Here are two pictures from the Saturday evening closing set of the 2007 Thomas Point Beach bluegrass festival. I was fortunate to be asked to fill in on banjo with Peter Rowan's band when Tony Rice cancelled his appearance. The rest of the band was pretty good too: Mike Bub on bass and Ricky Simpkins on mandolin. It was maybe the most fun I've had on stage - I smiled through most of the set, but unfortunately these two pictures didn't catch that. Thanks to Marla Singleton for taking these photos (and the other 200-odd she took during the set.) She's a talented stage photographer - you can see more of her work at her site.
Peter Rowan

Peter Rowan too

Louise and Earl Scruggs, Grey Fox Bluegrass Festival, July 2004

It was a great thrill for me to meet Earl Scruggs at the 2004 Grey Fox festival. Thanks to Todd Wright, then the Artist Relations manager at Gibson and now with the Deering Banjo Company, I got to spend 15 minutes alone with Earl and had a couple of days to figure out what I was going to ask him. It's rare to be able to talk to someone who has been such a profound influence.

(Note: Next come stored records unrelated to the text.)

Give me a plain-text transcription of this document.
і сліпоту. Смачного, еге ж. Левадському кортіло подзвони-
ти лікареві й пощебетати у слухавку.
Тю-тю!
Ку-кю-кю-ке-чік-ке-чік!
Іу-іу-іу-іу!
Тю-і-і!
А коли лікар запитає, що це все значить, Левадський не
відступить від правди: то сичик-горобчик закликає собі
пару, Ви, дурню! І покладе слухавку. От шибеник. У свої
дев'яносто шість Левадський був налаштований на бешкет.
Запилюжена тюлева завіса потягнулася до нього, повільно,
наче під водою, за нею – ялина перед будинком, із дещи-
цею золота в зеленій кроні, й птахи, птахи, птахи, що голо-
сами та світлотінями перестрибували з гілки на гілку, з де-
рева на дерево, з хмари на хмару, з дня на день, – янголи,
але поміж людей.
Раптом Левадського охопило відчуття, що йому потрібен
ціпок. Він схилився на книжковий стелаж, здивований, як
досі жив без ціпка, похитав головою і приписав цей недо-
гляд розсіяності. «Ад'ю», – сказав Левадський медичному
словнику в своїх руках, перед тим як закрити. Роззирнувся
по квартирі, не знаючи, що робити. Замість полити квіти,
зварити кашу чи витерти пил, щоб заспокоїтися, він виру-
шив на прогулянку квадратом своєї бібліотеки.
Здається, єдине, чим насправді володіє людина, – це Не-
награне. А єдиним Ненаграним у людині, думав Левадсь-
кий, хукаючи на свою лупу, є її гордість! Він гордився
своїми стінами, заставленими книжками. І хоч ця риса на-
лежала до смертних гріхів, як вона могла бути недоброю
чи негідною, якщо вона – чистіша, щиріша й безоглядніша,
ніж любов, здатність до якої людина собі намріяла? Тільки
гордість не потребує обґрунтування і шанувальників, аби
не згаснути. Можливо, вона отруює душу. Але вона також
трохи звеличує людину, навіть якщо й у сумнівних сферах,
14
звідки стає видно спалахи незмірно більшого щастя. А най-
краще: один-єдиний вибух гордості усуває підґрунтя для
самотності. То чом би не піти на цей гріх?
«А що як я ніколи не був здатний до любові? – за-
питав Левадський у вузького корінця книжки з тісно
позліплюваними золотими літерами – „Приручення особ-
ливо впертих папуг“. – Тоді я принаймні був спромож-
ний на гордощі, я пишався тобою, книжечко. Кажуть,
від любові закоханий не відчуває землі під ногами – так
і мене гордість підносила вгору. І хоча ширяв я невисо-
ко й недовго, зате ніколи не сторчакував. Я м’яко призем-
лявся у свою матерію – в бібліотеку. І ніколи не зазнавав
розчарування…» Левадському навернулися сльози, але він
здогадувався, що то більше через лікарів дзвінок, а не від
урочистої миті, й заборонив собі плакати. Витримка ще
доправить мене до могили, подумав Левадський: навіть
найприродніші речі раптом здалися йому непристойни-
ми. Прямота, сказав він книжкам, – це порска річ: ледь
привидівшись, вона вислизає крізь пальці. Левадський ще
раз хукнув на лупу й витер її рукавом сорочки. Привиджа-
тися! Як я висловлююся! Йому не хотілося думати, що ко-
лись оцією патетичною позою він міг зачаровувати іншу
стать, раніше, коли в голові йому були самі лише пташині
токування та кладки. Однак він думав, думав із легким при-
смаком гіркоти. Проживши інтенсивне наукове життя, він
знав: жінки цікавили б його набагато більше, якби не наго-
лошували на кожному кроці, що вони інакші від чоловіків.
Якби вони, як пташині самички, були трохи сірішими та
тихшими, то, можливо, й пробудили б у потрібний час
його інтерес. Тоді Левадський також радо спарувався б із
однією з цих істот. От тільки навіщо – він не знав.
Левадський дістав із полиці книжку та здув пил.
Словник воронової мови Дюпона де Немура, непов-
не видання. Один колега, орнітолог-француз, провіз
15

The first thing I said to Earl when we sat down was, "Thank you for changing my life". I've since found out how many other banjo players have said the same thing on their first meeting with him.

Earl Scruggs

Natalie McMaster, Ossipee Bluegrass Festival, July 2002

OK, try to follow me here. I once had a banjo student named Amelia. She mentioned to me once that a friend of her parents had written a contradance tune and named it Amelia's Waltz, after her. I went out to learn the tune, and found a version of it by Natalie McMaster. A couple of years later, I used the tune to win the 2002 New England Banjo Championship at the Ossipee Valley Bluegrass Festival. Part of the prize was a two song set on stage Saturday evening. When I went backstage to get ready for my set, Natalie was warming up for her set immediately following mine, and I took the opportunity to thank her for recording the tune. She graciously offered to play it with me.

Unfortunately, Amelia had stopped taking lessons by then, and I never got the chance to thank her for starting this amazing circle of events.